Par Carine Bécard.

Depuis bientôt un an, chaque texte examiné à l'Assemblée est critiqué, voire contesté, par une partie des députés de gauche... On finit par se demander si François Hollande dispose encore d'une majorité pour gouverner ?

C'est vrai que cette contestation systématique, c'est du "jamais vu" sous la Vème République... Certes, c'est assez habituel au Sénat, des voix s'élèvent toujours pour faire entendre une autre petite musique. Mais, à l'Assemblée, les députés de la majorité sont normalement priés d'être disciplinés ! Et donc de voter - à l'unanimité, ou presque - les textes qui sont présentés par le gouvernement.

Là, depuis le début du quinquennat, il n'y a - pour ainsi dire - pas eu un projet de loi, qui n'a pas été remis en cause par une partie de la majorité, par un courant de la gauche ! Dernier exemple en date, "l'amnistie syndicale"... Bon là, c'est une proposition de loi, qui vient tout juste d'arriver à l'Assemblée. Elle ne sera examinée que le 16 mai prochain. Hier, le gouvernement annonce, très clairement, qu'il sera finalement opposé à ce texte, eh bien, immédiatement, se font entendre des voix discordantes... En l'occurrence, le député Patrick Mennucci - qui n'a rien d'un farouche anti-Hollande - a déjà fait savoir que lui, voterait en faveur du texte. Même chose pour le "mariage pour tous" : la question de la PMA - la procréation médicalement assistée - divise les députés socialistes, sans parler de la nouvelle fronde menée - rien de moins - que par le président de l'Assemblée nationale, Claude Bartolone, contre le plan de François Hollande sur la transparence de la vie politique. Sans parler non plus, de son accord sur l'emploi... ou de ses mesures économiques.

Ce qui laisse penser, finalement, que la majorité dont dispose François Hollande ne correspond pas à la politique qu'il défend?

En fait, le social-démocrate qu'il est, pourrait peut-être s'assumer.
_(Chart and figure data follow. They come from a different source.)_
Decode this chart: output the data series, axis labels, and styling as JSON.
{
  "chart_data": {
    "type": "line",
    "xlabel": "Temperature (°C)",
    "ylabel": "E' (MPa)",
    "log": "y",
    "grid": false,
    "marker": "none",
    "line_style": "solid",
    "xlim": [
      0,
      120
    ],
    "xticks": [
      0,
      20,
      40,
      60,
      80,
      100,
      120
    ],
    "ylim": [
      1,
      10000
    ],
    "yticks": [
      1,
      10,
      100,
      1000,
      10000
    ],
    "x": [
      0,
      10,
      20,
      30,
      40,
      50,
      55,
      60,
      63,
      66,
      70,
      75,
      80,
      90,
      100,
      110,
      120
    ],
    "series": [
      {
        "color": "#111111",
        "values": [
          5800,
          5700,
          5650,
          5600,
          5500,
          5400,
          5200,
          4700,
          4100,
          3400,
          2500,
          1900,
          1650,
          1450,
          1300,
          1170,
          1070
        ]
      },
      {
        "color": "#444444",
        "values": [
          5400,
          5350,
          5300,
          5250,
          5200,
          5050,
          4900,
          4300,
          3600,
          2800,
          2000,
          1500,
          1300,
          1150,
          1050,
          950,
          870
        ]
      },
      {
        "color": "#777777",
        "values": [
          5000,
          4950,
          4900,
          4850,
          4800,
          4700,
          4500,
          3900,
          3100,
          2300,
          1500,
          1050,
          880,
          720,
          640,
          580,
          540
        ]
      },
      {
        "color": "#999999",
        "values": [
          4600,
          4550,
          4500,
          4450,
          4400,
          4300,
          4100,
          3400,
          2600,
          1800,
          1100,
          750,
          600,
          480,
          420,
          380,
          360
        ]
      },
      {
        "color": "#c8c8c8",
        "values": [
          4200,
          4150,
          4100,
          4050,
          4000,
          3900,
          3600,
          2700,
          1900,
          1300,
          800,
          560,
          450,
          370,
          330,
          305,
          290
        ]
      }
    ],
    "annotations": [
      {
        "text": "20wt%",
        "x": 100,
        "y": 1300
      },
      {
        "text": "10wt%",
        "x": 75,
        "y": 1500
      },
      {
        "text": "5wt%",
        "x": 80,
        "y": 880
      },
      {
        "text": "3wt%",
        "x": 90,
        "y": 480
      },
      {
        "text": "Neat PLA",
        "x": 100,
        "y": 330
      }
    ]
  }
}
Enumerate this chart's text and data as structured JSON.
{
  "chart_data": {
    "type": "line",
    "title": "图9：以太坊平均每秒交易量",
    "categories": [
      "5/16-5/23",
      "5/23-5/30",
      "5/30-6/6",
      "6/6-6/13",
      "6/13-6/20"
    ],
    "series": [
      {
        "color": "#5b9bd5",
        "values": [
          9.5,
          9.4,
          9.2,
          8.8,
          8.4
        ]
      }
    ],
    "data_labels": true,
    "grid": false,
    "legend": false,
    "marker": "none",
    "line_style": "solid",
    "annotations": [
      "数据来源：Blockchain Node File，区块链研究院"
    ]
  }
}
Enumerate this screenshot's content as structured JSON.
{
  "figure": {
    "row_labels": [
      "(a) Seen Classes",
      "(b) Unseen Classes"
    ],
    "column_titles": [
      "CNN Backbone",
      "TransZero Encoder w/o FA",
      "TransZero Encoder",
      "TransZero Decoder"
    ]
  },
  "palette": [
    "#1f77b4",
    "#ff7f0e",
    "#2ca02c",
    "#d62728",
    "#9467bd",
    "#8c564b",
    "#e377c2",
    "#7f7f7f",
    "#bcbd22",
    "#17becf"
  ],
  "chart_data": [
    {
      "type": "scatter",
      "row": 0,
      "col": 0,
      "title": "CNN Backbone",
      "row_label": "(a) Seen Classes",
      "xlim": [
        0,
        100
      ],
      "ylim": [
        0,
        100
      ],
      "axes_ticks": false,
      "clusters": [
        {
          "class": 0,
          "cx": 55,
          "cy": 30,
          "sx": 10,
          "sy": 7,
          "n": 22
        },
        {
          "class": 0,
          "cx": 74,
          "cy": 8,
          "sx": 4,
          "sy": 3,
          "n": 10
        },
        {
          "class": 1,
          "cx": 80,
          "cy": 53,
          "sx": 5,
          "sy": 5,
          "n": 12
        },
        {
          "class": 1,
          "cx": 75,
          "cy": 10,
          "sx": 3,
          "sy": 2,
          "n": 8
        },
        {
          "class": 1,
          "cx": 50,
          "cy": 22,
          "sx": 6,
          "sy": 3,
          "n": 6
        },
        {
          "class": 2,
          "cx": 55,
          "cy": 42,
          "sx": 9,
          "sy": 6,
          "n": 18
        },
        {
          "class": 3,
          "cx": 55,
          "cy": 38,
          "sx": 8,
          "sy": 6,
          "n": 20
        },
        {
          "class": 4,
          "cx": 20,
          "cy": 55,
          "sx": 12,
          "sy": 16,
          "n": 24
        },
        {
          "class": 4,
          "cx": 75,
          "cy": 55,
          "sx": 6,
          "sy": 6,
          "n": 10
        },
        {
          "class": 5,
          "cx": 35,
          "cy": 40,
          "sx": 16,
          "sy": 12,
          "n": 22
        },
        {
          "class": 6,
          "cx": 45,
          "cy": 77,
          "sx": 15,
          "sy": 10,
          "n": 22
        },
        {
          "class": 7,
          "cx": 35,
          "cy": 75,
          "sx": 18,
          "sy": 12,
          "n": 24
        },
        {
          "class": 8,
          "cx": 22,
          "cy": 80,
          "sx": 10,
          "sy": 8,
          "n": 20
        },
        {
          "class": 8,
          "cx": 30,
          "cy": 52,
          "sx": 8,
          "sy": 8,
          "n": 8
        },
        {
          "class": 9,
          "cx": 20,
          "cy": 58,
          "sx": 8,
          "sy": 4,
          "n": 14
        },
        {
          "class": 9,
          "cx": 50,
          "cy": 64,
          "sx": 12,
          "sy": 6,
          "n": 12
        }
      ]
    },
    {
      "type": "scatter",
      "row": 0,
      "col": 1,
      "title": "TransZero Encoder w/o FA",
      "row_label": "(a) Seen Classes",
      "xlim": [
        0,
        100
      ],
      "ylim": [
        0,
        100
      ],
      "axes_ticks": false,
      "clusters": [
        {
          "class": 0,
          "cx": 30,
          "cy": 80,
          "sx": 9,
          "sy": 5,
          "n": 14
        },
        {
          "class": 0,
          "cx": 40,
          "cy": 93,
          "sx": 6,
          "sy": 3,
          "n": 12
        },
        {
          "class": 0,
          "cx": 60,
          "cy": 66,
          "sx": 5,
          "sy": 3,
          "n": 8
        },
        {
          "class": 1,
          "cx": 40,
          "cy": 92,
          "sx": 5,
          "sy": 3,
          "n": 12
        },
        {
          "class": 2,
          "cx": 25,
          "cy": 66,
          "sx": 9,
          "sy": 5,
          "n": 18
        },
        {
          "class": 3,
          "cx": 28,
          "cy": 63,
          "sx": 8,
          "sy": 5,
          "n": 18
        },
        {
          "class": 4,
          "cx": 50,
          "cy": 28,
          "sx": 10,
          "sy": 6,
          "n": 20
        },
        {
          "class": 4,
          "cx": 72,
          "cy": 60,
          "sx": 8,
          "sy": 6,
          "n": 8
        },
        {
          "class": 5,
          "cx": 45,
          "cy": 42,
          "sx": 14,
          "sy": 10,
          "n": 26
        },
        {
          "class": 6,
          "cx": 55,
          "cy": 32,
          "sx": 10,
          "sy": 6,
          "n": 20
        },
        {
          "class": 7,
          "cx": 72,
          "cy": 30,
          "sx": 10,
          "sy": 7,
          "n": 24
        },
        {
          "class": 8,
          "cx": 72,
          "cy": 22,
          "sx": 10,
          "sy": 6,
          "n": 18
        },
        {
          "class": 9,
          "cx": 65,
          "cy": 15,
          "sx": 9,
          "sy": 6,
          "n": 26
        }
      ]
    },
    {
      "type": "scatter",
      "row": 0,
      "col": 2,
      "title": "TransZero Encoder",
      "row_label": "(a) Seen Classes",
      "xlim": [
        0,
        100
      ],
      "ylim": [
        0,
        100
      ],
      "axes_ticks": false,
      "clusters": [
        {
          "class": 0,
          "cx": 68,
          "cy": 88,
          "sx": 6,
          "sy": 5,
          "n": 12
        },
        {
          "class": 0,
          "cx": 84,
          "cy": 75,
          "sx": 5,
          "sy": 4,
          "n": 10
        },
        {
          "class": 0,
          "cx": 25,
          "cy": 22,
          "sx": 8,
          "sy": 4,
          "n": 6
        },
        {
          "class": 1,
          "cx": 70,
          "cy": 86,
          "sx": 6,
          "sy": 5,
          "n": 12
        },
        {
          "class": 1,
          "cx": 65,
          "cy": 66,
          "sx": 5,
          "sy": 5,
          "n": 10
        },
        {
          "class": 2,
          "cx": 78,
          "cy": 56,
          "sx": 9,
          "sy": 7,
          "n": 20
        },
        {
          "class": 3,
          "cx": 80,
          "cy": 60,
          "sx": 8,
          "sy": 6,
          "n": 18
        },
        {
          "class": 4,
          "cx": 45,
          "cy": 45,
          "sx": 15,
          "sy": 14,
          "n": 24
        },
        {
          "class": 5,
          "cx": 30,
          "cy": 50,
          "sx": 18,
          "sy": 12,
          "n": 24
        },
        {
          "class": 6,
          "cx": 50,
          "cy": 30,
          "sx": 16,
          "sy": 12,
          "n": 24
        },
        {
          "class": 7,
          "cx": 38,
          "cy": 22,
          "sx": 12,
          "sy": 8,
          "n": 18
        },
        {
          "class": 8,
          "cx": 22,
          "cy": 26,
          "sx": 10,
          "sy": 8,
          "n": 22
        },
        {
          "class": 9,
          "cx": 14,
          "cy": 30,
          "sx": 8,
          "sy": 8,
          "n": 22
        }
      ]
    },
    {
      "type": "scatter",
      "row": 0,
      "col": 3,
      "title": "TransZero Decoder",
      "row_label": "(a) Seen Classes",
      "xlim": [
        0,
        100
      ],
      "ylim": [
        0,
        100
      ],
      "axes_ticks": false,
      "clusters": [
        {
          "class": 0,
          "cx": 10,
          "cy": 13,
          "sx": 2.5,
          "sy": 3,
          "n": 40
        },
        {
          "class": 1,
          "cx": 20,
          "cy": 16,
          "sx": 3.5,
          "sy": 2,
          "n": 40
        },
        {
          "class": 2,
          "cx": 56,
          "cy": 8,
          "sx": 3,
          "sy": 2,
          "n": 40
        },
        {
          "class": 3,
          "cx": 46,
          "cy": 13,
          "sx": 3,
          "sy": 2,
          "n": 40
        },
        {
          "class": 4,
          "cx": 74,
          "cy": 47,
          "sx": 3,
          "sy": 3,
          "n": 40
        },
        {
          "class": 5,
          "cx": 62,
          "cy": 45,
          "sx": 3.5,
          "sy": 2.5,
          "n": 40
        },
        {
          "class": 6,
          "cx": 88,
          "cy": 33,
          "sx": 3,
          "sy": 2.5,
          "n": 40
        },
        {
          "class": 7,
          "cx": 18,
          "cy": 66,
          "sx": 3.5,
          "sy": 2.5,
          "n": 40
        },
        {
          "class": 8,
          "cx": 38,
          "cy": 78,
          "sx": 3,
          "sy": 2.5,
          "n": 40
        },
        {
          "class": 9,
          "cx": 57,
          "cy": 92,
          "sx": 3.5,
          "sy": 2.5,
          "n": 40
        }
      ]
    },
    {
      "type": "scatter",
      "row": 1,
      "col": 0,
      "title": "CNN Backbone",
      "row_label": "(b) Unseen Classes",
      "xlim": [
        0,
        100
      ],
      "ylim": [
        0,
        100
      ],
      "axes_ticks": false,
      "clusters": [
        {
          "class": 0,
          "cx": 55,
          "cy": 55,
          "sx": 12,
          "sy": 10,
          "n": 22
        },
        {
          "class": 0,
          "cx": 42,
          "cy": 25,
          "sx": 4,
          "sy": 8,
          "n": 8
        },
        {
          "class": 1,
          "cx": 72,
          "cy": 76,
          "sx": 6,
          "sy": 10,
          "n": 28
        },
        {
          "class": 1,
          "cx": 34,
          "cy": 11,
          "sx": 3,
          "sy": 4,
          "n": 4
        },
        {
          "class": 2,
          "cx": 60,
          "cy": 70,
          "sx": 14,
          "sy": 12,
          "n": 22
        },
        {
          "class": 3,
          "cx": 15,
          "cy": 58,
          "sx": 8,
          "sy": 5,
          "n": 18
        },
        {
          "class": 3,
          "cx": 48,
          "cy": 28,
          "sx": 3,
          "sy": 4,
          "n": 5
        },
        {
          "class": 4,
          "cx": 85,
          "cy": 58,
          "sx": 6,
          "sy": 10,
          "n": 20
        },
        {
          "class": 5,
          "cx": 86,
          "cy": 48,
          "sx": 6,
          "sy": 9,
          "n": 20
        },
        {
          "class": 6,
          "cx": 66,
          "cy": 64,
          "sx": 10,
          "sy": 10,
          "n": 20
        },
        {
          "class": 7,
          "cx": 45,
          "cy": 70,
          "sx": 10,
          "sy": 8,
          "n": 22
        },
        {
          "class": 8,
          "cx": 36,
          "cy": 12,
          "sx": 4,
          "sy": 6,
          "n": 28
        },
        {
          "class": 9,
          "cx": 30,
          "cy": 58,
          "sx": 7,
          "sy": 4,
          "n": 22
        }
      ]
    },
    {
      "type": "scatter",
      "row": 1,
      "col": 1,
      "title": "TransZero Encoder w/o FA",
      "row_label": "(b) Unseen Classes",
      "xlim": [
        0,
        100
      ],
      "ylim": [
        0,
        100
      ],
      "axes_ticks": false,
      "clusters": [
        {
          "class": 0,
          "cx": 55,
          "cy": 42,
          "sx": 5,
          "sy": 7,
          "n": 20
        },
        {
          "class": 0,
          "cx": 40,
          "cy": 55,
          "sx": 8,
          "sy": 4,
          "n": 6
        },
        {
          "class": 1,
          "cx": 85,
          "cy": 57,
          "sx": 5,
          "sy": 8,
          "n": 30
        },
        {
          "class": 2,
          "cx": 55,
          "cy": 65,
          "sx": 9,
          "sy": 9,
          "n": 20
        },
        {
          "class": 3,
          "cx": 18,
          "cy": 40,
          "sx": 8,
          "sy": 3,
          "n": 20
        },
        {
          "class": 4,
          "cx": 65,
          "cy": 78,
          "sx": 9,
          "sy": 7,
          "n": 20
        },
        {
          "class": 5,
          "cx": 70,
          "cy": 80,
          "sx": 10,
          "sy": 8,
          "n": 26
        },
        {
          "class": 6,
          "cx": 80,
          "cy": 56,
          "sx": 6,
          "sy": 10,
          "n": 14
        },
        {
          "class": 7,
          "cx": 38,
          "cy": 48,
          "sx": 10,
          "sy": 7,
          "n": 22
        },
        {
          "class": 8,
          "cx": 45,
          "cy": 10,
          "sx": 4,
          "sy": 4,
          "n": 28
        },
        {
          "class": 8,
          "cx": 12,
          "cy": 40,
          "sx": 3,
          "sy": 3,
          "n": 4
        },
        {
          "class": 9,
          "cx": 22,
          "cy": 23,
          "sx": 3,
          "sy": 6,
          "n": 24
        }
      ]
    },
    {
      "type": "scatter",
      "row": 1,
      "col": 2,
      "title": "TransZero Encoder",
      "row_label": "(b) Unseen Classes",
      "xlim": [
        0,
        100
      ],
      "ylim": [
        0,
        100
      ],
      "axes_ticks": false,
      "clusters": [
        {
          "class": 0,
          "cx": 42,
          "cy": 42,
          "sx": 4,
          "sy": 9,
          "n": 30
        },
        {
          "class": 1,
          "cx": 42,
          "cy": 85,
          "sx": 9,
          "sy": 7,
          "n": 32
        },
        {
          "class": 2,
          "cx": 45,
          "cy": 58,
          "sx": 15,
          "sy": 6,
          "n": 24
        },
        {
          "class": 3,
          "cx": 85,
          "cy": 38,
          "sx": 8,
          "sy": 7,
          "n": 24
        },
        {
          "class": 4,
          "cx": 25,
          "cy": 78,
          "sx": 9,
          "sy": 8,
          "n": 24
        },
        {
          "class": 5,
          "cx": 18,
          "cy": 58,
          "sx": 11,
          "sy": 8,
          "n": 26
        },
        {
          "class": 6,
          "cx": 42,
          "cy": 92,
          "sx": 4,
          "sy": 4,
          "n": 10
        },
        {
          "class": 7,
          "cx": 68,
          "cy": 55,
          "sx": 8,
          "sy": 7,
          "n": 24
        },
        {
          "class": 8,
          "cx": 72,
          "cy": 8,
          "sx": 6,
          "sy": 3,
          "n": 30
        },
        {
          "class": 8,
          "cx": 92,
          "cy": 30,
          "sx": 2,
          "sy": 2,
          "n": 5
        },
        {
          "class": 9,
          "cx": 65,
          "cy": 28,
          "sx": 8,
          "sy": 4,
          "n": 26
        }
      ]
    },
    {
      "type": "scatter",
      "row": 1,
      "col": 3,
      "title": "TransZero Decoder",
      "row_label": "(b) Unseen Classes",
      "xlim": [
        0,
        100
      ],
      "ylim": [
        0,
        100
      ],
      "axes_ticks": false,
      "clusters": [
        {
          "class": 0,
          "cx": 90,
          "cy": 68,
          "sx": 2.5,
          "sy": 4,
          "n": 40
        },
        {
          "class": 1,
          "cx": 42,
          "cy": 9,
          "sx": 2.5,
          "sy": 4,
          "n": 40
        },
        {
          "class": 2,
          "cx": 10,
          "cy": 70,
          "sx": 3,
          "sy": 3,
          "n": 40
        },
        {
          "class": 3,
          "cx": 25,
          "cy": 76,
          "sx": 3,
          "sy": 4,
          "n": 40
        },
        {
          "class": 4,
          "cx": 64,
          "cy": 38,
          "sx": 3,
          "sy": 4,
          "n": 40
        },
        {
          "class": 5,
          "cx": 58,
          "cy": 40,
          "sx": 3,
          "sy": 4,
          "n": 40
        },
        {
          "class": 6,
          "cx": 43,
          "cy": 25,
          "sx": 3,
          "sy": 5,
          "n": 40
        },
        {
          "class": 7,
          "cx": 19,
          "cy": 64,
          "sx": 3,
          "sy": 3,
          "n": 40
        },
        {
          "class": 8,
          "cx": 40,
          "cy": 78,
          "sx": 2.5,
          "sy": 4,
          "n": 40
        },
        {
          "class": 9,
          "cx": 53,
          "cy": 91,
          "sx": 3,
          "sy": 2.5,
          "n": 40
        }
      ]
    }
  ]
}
Sans nommer directement François Bayrou à Matignon. Mais, certains centristes, anciennement proches des Verts notamment, pourraient très bien trouver leur place au sein du gouvernement.

Pour autant, pourquoi - me direz-vous - élargir "encore" une majorité qui n'arrive déjà pas à faire front commun ? Eh bien parce que toutes ces forces politiques - du Front de Gauche au MoDem - se sont rassemblées il y a un an, pour faire élire François Hollande... Elle est là, normalement sa majorité. Le problème du Président, c'est que ce vaste rassemblement est en train de se morceler. En ne fixant pas de cap, en ne dévoilant pas sa vision du monde, François Hollande donne l'impression qu'il n'a pas les solutions face à la crise. Du coup, chaque camp cherche une alternative. En l'absence d'idéologie, d'une idéologie forte et socialiste, chaque camp se croit porteur des solutions attendues - au moins en partie... C'est le cas de Jean-Luc Mélenchon, de la Gauche du PS, avec Benoît Hamon ou Arnaud Montebourg ou de François Bayrou...

Voilà pourquoi, cela tiraille, voilà pourquoi la majorité présidentielle est de plus en plus multi-formes.

On voit mal comment cela pourrait subsister, en l'état, pendant encore quatre ans.